Le choix des termes est remarquable: Olivier Besancenot n'a «pas encore», notez bien le «pas encore» le couteau du sanguinaire bolchévique entre les dents. Pour en comprendre le sel il faut se reporter aux affiches de droite des années trente représentant la tête d'un affreux tenant entre ses dents un couteau sanglant. Quant à Arlette, «sa comparse», elle est déjà enfermée non seulement dans le nihilisme, mais dans un «nihilisme dangereux»! Nihiliste à la Nietzche ne suffisait pas, en ajoutant «dangereux», cela ajoute un parfum d'attentats fin XIXe siècle. On comprend qu'Olivier Besancenot ait pris, comme elle dit, de la distance vis-à-vis d'Arlette.

Lors de son interview sur France 2, elle a cependant nuancé ses propos et répondu au journaliste qui lui demandait si cette union devait aller jusqu'à l'extrême gauche (entendez la LCR):

«C'est l'extrême gauche qu'on doit mettre au pied du mur.

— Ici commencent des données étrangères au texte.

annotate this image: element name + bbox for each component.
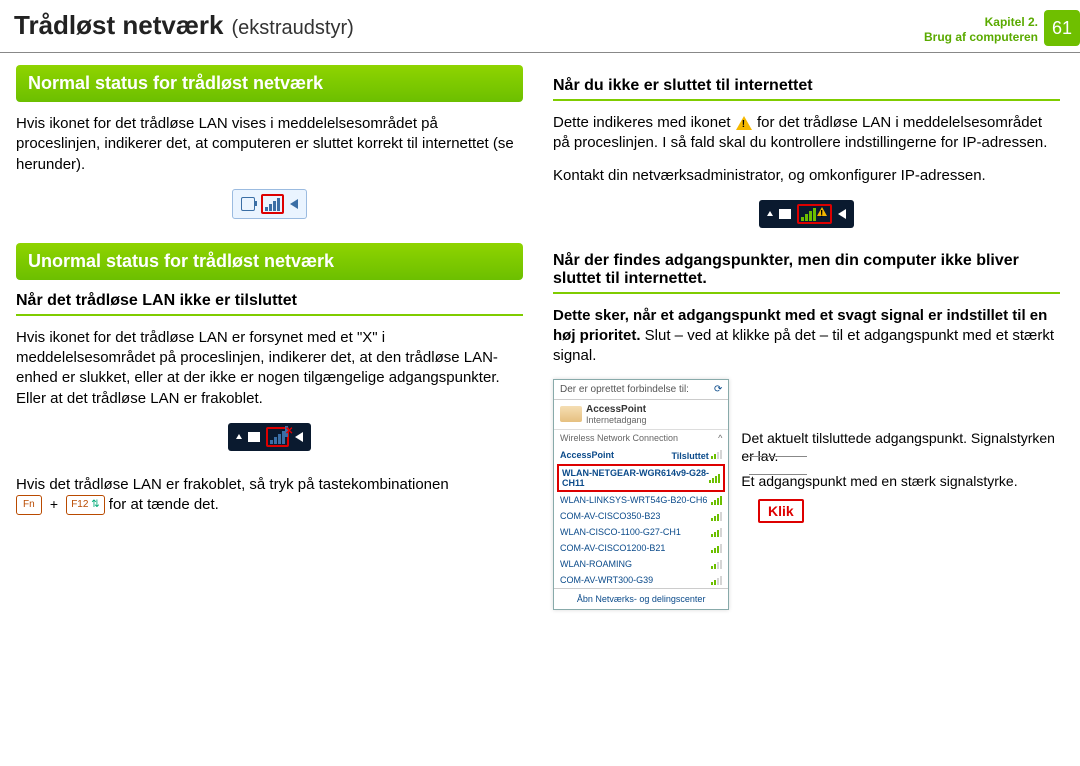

Veulent-ils vraiment qu'il y ait un gouvernement de gauche?» «Si eux ne veulent pas soutenir une dynamique d'union, c'est leur problème, ce n'est pas le nôtre. Les socialistes doivent être le coeur du rassemblement le plus large, mais à condition que ce soit pour gouverner et pas pour faire simplement des manifestations qui sont utiles mais pas suffisantes».

C'est au moins un chantage envers Olivier Besancenot et la LCR: «ralliement total à Fabius ou la porte!»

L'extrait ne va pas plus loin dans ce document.